But you know what comes with knowing there's an end of the day? That there's a new one coming. So even though I woke up at 5:00 am with a crushing sense of nausea due to yesterday's chemo, it also means it's one day closer to less nausea. Right? And one day closer to watching the last episode of Downton Abbey.
Image taken from here. Bali. One day I will travel again.
Wednesday, January 26, 2011
Last summer I visited my grandmother for a few days before and after a conference I had in Missouri in her neck of the woods. One day we bought a whole bunch of flowers and planted them in various pots and baskets all along her beautiful wrap-around porch. I still remember what joy I found in digging my hands into the soil and dirtying up my fingernails, in finding just the right spot for each pot or basket, and in watering those flowers, hoping they would thrive and provide my GranNomi with just the amount of color and life she needed in her rural hideaway. Every phone call throughout the summer would include the question: "How are the flowers doing?" Her response, every time, was that the red and white geraniums were blossoming the brightest and the best. Even with her extended time in Utah, and throughout the fall, those geraniums plugged along.
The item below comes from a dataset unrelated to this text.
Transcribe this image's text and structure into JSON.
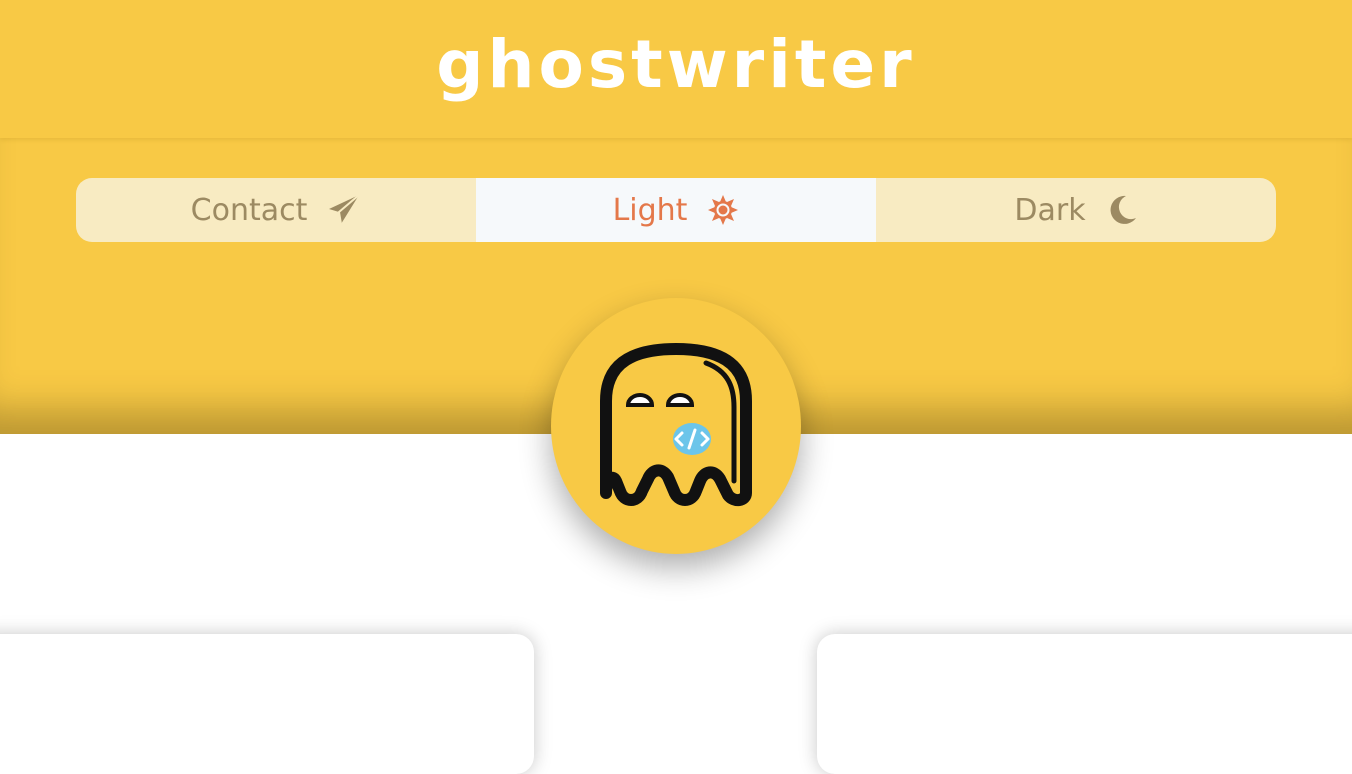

When I was diagnosed with leukemia in November, GranNomi emailed me every day. She sent me my dear Grandad's leather-bound hymnbook and sent me a hymn every day, hoping to strengthen my faith and hope. Oh how I felt both of them near me, from both sides of the veil. One day she emailed me with the news that those red and white geraniums were still blooming. And that she found great joy and blessing in the connection to her hope for my red and white blood cells.
Well my blood cell counts have risen and fallen dramatically with each injection of chemo and each neupogen shot. I've had a couple of crazy reactions to platelets and red blood cells, and then the neupogen shots, which boost my white blood cells, also cause my bones to ache. And oh how they ache. Two opposing powers.
Today I had another transfusion--two units of blood and platelets. I left for the hospital this morning at 7:30 (after yet another unfortunate barfing incident, this time safely in the bathroom!), and didn't get home until 4:30. It was a long day, with a LOT of Benadryl and steroids to prevent another reaction. So there was some good napping in there. Now my heart is pumping and my new blood is coursing through my veins. And I'm safely home, through the snow storm, watching American Idol.
Here's to hoping that my own bone marrow will start producing my own blood. And like those darn geraniums, blooming away, it will. Believe you me. Until then, I love that friends like Leslie donated blood today. Bless you.
Monday, January 24, 2011
All of you who know me, even a little bit, know that I'm LDS. My dissertation is based on Mormon women's history. I'm super active in my church and I talk about it and the people I associate with all the time. I love it. My membership and my beliefs make up a huge part of my identity and worldview.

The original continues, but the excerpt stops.